Feature Selection Across Verticals on Insider's ML Platform

Insider uses Delphi, an auto-machine learning (ML) platform developed by Insider, to manage all of the ML workload.

Delphi handles every step of the ML pipeline. It maintains multiple feature stores of thousands of features that were built for different sorts of business problems. It populates these stores with historical and recent data on a daily basis. It trains unique models for each business problem per partner, totaling more than 2500 models per week.

Insider collaborates with a large number of partners from many countries and industry sectors. Users of an airline website in Asia will behave very differently from users of an ecommerce website in the US. Delphi accounts for these differences and makes us provide similarly precise predictions for all the brands we’re working with, regardless of their region and business vertical. Feature selection lies at the heart of what we achieve with Delphi.

This guide aims to answer the following questions:

How does the feature selection work?

The feature selection is handled by a single process for more than 10 algorithms that provide predictions for various business problems. The designs of these algorithms are significantly diverse. They feed from multiple feature sources and have various labels depending on whether they are numerical or categorical. Some of these are regression algorithms, and some of them are classification.

Statistical Selection

Starting with statistical selection, feature label pair tests are run. The next step is variant selection, where we choose from a feature’s different variations. What follows is feature elimination, where only one of the strongly correlated features survives. The final phase is recursive selection, where the so-far selected features are fed into a tree-based model in an iterative process.

The selection job requires an algorithm parameter to know which feature stores are used by the algorithm. There are multiple feature stores for various sorts of information. Suppose we want to predict whether a user will uninstall an application from their phone. In that case, we will refer to the Mobile Feature Store, where we have information regarding their device and their activities on the mobile platform. If we want to predict whether a user will open an email or not, then the information we need is stored in the Email Feature Store, where we store features related only to the users’ email habits.

With the algorithm parameter, the selection job knows which feature stores are suitable for that problem. This parameter also gives insight into the nature of the algorithm. For example, it can define if it is a regression or a classification problem, the minimum number of features we can accept at the end of this process, and if the importance scores we declare are too high or too low. Once the job knows this information, it creates a data frame of all the existing features from the suitable stores. The stores are built for general purposes, which is why not all features are relevant to every algorithm.
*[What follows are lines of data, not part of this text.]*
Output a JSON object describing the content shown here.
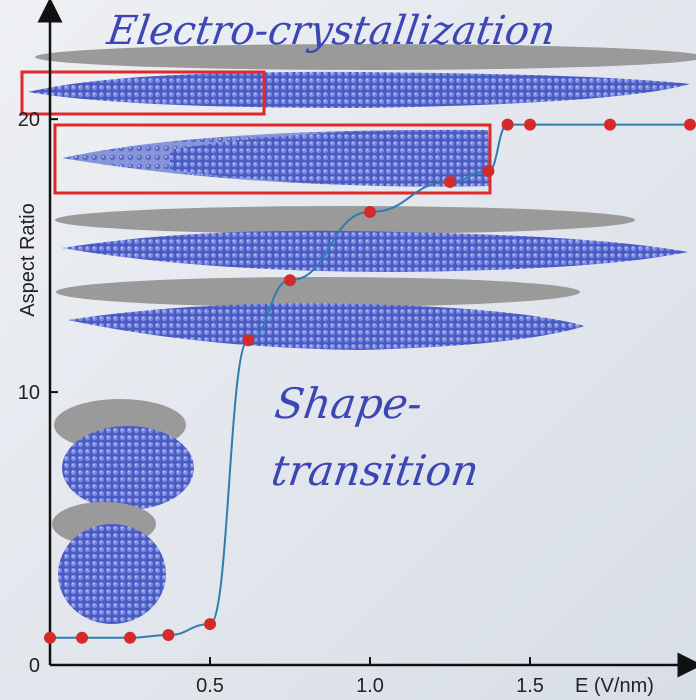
{
  "chart_data": {
    "type": "line",
    "title": "",
    "xlabel": "E (V/nm)",
    "ylabel": "Aspect Ratio",
    "xlim": [
      0,
      2.0
    ],
    "ylim": [
      0,
      24
    ],
    "xticks": [
      0.5,
      1.0,
      1.5
    ],
    "xtick_labels": [
      "0.5",
      "1.0",
      "1.5"
    ],
    "yticks": [
      0,
      10,
      20
    ],
    "ytick_labels": [
      "0",
      "10",
      "20"
    ],
    "grid": false,
    "legend": "none",
    "series": [
      {
        "color": "#2e7db0",
        "marker_color": "#d42a2a",
        "x": [
          0.0,
          0.1,
          0.25,
          0.37,
          0.5,
          0.62,
          0.75,
          1.0,
          1.25,
          1.37,
          1.43,
          1.5,
          1.75,
          2.0
        ],
        "y": [
          1.0,
          1.0,
          1.0,
          1.1,
          1.5,
          11.9,
          14.1,
          16.6,
          17.7,
          18.1,
          19.8,
          19.8,
          19.8,
          19.8
        ]
      }
    ],
    "annotations": [
      {
        "text": "Electro-crystallization",
        "color": "#3c46b4"
      },
      {
        "text": "Shape-",
        "color": "#3c46b4"
      },
      {
        "text": "transition",
        "color": "#3c46b4"
      }
    ],
    "highlight_color": "#e02a2a",
    "crystal_color": "#5566c8",
    "shadow_color": "#9a9a9a"
  }
}
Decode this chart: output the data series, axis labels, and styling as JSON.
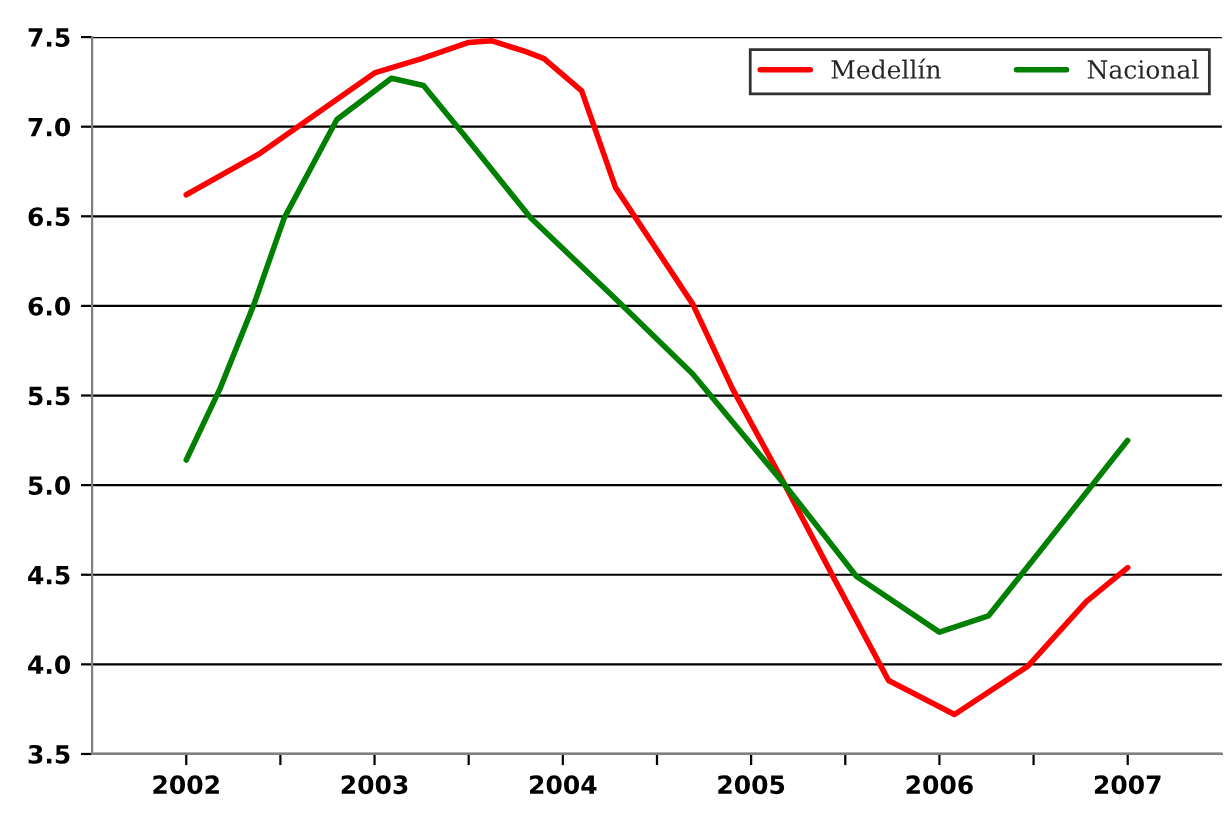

In this case, we give them all to the feature selection job and let it decide.

During statistical selection, the job sorts available features and creates groups of feature-label pairs of various types.

When the label is categorical, the Anova test is applied for numerical features, and the ChiSquare test is chosen for categorical features. When the label and features are both numerical, we apply the Pearson test. Statistical selection is the lengthiest step of the entire process, that’s why we have added an option to skip to the variant selection when needed directly. This option is often used in the staging environment where we conduct experiments. In production, features get statistically selected first.

Variant Selection

Then, the variant selection becomes effective as our features have variations. For example, a single feature is computed for 4 data spans. If the feature is about the number of purchases a user makes, we aggregate that information for the past week, month, 3 months, and 6 months. We also store the square root, square, and natural logarithm of that information. This totals 16 variants for a single feature. To ensure the final model receives the best variant, we obtain feature importance from a tree-based model and proceed with the variants that have the highest importance.

Feature Elimination

Before the last step, there is a feature elimination process based on feature-feature correlations. If two features are highly correlated with each other, only one of them makes it to the final model. To decide on which features to eliminate, two correlation matrices are created: one for categorical and one for numerical features. If the correlation between these features exceeds the determined elimination threshold, the feature with the highest correlation to the label is retained.

All available features are subjected to statistical tests against the label. As the resulting features can be of different variations of data spans or orders, the best variant of every feature is selected in a variant selection step. The features resulting from this stage may be highly correlated with each other, so the feature elimination step takes care of that and picks the best features in highly correlated pairs.

Recursive Selection

The final stage is recursive selection. Here, we train a tree-based model that is fed with the selected features. The model is then evaluated. Features that fall below a specific importance score are removed, and another model is trained with the remainder. This process is repeated for the desired number of times. In the end, scores from each iteration are looked at, and the model with the best evaluation score decides the final features.

Thousands of features get calculated by our auto ML platform every day. Not all of them are relevant to every algorithm we create to solve business problems. We also train a unique model for each of our customers, and their users have varying behaviors depending on the region and industry. This poses a challenge in selecting the relevant features for each model because creating features that are relevant to the problem and choosing them is crucial for training a high-quality machine learning model. Our feature selection process begins with over 2000 potentially relevant features, which can be eliminated until only a dozen remain.